Underwater Kite Power Generators Could Harness Ocean Currents And Provide Huge Amounts Of Electricity

An American scientist believes he can generate electricity equivalent to tens oo nuclear power station - with massive underwater kites.

David Olinger of Worcester Polytechnic Institute has just been given a grant from the National Science Foundation (NSF) to harness ocean currents and tidal flows.

What he envisages are turbines with large fixed wings tethered to floating platforms similar to those used for oil and gas rigs.

kite

Look familiar?

He said: "Unseen under the waves, winding along coastlines and streaming through underwater channels, there are countless ocean currents and tidal flows that bristle with kinetic energy.

"And just as wind turbines can convert moving air into electricity, there is the potential to transform these virtually untapped liquid 'breezes' into vast amounts of power.

"For example, it has been estimated that the potential power from the Florida Current, which flows from the Gulf of Mexico into the Atlantic Ocean, is 20 gigawatts—equivalent to about 10 nuclear power plants."

The kites are still in the design stage at the moment but Olinger hopes to build scale models soon for testing in huge water flumes at a special research facility.

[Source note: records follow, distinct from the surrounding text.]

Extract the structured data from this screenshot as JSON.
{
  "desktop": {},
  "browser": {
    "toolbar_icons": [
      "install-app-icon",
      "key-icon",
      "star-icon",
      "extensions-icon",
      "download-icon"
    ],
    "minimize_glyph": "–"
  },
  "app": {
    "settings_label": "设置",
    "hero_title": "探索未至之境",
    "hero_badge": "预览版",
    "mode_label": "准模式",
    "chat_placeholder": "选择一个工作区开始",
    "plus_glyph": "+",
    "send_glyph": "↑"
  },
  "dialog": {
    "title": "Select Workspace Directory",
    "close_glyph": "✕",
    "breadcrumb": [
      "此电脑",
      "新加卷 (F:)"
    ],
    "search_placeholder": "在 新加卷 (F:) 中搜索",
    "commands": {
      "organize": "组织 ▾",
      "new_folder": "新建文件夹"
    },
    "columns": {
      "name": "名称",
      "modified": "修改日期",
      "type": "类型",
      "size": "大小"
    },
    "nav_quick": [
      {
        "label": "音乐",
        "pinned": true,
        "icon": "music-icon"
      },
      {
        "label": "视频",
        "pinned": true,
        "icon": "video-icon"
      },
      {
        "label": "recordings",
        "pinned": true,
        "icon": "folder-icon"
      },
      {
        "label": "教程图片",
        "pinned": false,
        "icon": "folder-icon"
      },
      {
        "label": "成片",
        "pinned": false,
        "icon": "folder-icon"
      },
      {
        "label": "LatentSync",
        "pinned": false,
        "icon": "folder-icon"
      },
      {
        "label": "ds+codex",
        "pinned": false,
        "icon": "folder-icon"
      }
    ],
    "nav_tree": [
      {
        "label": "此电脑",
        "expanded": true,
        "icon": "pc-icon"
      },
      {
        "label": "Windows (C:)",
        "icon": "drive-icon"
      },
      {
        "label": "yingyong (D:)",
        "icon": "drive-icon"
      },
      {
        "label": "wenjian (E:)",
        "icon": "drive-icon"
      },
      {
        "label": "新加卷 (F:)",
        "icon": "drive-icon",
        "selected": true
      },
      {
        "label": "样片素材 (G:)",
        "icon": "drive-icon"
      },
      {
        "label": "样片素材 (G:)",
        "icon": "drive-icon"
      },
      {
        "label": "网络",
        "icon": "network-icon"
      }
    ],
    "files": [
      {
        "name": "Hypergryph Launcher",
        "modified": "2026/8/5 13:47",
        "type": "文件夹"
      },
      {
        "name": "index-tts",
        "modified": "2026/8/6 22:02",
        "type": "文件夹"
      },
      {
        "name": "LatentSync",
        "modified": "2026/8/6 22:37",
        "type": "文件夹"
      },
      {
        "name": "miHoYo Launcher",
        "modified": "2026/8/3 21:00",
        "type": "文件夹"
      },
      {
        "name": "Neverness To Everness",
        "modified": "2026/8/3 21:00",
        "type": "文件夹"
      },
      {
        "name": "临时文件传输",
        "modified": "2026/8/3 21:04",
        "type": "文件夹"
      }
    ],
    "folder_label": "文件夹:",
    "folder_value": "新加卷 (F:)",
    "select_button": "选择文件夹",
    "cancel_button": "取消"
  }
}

By being tethered rather than fixed to the seabed, Olinger believes he will be able to harness more power.

He said: "For one, the generators can be smaller, since with the figure-eight motion the kite will move three- to five times faster than the current, greatly amplifying the power output— which could be as much as 64 times greater than the output of a comparably sized stationary turbine.

"And, since the kites will be attached to floating platforms, rather than located on the sea floor, they will be substantially less expensive to install and easier to retrieve for maintenance."

His work is similar to a project being developed by Minesto called Deep Green which is already being tested off the coast of Northern Ireland.